Epitafios: la pedorreta existencial
(20/2/2013) El epitafio, ese microrrelato de los muertos escrito en libros de mármol, parece contener el mensaje desesperado de quien no ha dicho todo lo que tenía que decir y, con el agua al cuello, se desgañita para ser escuchado por la posteridad…
El epitafio es como un S.O.S lanzado por quien se sumerge en las oscuras aguas del olvido eterno y quiere –ingenuo- que le recuerden en un futuro inevitablemente amnésico.
A través de una lectura desapasionada y profunda de los epitafios uno puede conocer más cosas sobre el muerto que las que quiso que supiéramos mientras vivió. Ya ven.
Por eso, con los epitafios como tema, se podría escribir todo un tratado sobre la estupidez humana y su vano intento de perpetuarse. Una enciclopedia mastodóntica sobre la rabieta póstuma.
Porque, seamos sinceros, el epitafio es un exabrupto existencial, un parto hacia la muerte, un vano intento de romper el eterno silencio al que nos vemos abocados.
¿Qué pretende el epitafista? ¿Hacerse el cómico con un “perdone que no me levante” sin caer en la cuenta de que no hay nada más patético que un muerto haciéndose el gracioso? ¿O pretende perpetuarse con un vómito de sabiduría grabado en piedra?… Nunca lo sabremos.
El epitafio es una pedorreta, un desaire a lo Bukowski que puso en su lápida un “Don´t Try” para quien quisiera mirar. Un eructo a lo Arthur Conan Doyle que escribió: “Verdadero acero, hoja afilada”. Poco más.
Siempre me resultaron soportables los epitafios que buscan cierta complicidad con el espectador y se visten con el traje corto del ingenio y de la ironía, como el del Marqués de Sade “Si no viví más fue porque no me dio tiempo”, o el de Scott Fitzgerald “estuve borracho muchos años, después me morí”, o el de Molière “aquí yace Molière el rey de los actores. En estos momentos hace de muerto y de verdad que lo hace muy bien”; o quizás el mejor de todos, el de Enrique Jardiel Poncela “si queréis los mejores elogios, moríos”. Epitafio este que tuvo como antepasado genial al de Diógenes que dijo aquello de “al morir échenme a los lobos. Ya estoy acostumbrado”.

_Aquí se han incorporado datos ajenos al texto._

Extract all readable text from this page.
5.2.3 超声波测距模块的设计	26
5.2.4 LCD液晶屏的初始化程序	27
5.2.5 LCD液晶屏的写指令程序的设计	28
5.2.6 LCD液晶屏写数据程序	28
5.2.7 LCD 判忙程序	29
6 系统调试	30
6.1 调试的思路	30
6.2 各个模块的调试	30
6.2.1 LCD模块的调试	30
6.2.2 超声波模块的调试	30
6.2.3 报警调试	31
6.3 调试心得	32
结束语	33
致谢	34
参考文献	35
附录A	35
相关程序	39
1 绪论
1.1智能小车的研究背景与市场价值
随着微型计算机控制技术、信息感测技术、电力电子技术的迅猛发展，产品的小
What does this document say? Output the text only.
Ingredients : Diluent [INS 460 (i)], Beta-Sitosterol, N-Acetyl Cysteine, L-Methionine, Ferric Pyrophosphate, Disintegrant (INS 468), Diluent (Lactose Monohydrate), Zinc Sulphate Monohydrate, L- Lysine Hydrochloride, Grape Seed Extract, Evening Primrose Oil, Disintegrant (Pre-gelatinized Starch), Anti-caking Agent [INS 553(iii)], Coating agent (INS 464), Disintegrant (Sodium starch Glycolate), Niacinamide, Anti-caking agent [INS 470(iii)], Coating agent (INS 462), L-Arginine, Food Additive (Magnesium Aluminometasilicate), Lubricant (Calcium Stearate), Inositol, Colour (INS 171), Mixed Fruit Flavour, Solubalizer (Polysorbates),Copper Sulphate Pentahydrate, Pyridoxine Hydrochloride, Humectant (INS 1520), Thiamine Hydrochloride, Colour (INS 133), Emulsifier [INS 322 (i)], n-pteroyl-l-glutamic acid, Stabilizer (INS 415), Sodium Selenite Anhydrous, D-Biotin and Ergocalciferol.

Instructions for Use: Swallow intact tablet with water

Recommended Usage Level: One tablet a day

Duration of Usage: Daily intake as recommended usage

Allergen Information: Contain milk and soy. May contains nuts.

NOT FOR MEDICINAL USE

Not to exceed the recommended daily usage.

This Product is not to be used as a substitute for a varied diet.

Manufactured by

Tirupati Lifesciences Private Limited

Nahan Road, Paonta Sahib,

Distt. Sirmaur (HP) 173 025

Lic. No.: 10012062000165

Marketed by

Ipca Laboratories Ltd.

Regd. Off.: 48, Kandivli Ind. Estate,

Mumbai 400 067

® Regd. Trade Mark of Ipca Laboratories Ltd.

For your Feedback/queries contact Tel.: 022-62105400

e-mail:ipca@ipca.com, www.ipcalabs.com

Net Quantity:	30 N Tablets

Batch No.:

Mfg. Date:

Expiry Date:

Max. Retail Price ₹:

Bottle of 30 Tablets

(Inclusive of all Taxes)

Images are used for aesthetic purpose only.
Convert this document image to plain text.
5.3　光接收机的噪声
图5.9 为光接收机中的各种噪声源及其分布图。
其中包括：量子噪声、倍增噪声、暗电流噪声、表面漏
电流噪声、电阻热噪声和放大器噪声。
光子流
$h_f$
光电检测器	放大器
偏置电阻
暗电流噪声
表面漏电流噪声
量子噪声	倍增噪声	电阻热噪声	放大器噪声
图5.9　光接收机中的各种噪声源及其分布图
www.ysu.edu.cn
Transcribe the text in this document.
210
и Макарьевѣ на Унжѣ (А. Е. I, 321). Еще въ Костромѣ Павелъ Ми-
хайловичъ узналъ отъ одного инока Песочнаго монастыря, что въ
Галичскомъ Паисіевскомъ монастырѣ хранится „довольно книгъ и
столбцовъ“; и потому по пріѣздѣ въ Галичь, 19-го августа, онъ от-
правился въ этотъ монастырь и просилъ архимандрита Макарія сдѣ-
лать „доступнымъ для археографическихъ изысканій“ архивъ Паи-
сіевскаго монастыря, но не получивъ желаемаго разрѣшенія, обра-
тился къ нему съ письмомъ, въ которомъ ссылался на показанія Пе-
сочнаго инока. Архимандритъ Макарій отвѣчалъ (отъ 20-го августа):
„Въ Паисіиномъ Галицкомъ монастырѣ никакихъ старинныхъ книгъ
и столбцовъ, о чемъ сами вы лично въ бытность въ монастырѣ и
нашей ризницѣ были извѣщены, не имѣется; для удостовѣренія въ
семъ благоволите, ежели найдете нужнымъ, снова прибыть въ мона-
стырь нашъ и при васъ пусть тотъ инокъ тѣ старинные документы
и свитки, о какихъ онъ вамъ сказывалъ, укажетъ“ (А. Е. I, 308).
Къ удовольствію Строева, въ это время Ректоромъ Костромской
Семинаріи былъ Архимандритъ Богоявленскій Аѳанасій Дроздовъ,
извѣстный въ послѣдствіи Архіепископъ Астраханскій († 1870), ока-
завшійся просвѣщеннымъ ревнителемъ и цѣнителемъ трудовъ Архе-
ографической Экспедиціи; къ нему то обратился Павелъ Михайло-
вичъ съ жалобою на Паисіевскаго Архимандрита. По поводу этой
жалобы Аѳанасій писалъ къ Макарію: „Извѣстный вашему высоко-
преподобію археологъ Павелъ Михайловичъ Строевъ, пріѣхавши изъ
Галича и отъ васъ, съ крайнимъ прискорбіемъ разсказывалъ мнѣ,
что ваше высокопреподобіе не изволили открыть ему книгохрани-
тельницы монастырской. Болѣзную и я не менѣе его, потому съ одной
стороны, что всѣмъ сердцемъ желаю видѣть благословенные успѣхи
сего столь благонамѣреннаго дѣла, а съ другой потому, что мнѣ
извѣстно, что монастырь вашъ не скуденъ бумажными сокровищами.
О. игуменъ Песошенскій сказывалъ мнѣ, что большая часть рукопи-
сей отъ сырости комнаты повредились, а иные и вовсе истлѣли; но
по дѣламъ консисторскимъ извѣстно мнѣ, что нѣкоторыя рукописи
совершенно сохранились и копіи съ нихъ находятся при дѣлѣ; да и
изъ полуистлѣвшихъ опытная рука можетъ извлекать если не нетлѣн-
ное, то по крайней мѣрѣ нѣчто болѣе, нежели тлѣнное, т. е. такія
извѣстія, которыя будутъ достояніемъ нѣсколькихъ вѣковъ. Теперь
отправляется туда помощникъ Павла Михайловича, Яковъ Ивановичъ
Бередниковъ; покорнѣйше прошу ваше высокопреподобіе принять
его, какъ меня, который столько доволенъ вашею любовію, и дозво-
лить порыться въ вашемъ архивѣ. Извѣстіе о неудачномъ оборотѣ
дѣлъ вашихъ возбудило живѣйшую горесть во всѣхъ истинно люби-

Luego están los insoportables. Esos epitafios de quienes se doctoran en filosofía barata antes de palmarla. Creadores de un mensaje que se perpetuará y tendrá la trascendencia de una flatulencia lanzada por un alpinista solitario en la cumbre de una montaña. Vean.
“Aquí yace el poeta Vicente Huidobro. Abrid su tumba, debajo de su tumba se ve el mar”; o John Keats que dejó escrito aquello de “aquí yace uno cuyo nombre fue escrito en el agua”. Pues qué bien.
En un punto y aparte figurarían los de aquellos que nunca tuvieron las cosas claras –como todos- y, ante la duda, se mueven sarcásticos entre el escepticismo y la ambivalencia. Como Miguel de Unamuno que dejó escrito “sólo le pido a Dios que tenga piedad de este alma de ateo”, o Miguel Delibes con su “espero que Cristo cumpla su palabra”.
Y los más. Esos que rebosan moralina y buen rollito por todos sus poros, como el de Kant “El cielo estrellado sobre mí, la ley moral en mí”, o el de Séneca “es más digno que los hombres aprendan a morir que a matar”, o el de Shakespeare “Buen amigo, por Jesús, abstente de cavar el polvo aquí encerrado. Bendito el hombre que respete estas piedras, y maldito el que remueva mis huesos”, o Joseph Conrad: “El sueño tras el tormento, el puerto tras el mar tormentoso, la calma tras la contienda, la muerte tras la vida procuran gran placer”, o Lord Byron: “Cuando pases por la tumba donde mis cenizas se consumen, ¡oh!, humedece su polvo con una lágrima”, o…
Hay muchos más. Pero llegados a este punto uno cree que el mejor epitafio nunca escrito solo debería llevar un signo –que no una palabra- , un gigantesco signo de interrogación cerrado, a la espera de que alguien lo abra y desvele tanto sinsentido existencial. Tanta duda.
Sí. Un gigantesco “?”. Un lapidario signo –y nunca mejor dicho lo de lapidario- que recorra de Norte a Sur el frío mármol del finado y que ahorre letras, pensamientos y cavilaciones.
Porque, de qué sirve pedir perdón a quien no está dispuesto a otorgarlo o a quien le importa un comino. El “perdonen por mi polvo” de Dorothy Parker, o el “disculpa por no caerte bien, y disculpa también porque me importa muy poco” de autor anónimo, o el más arriba citado -“caballero, perdone que no me levante”- poco le importan al muerto y menos al vivo. Así de claro.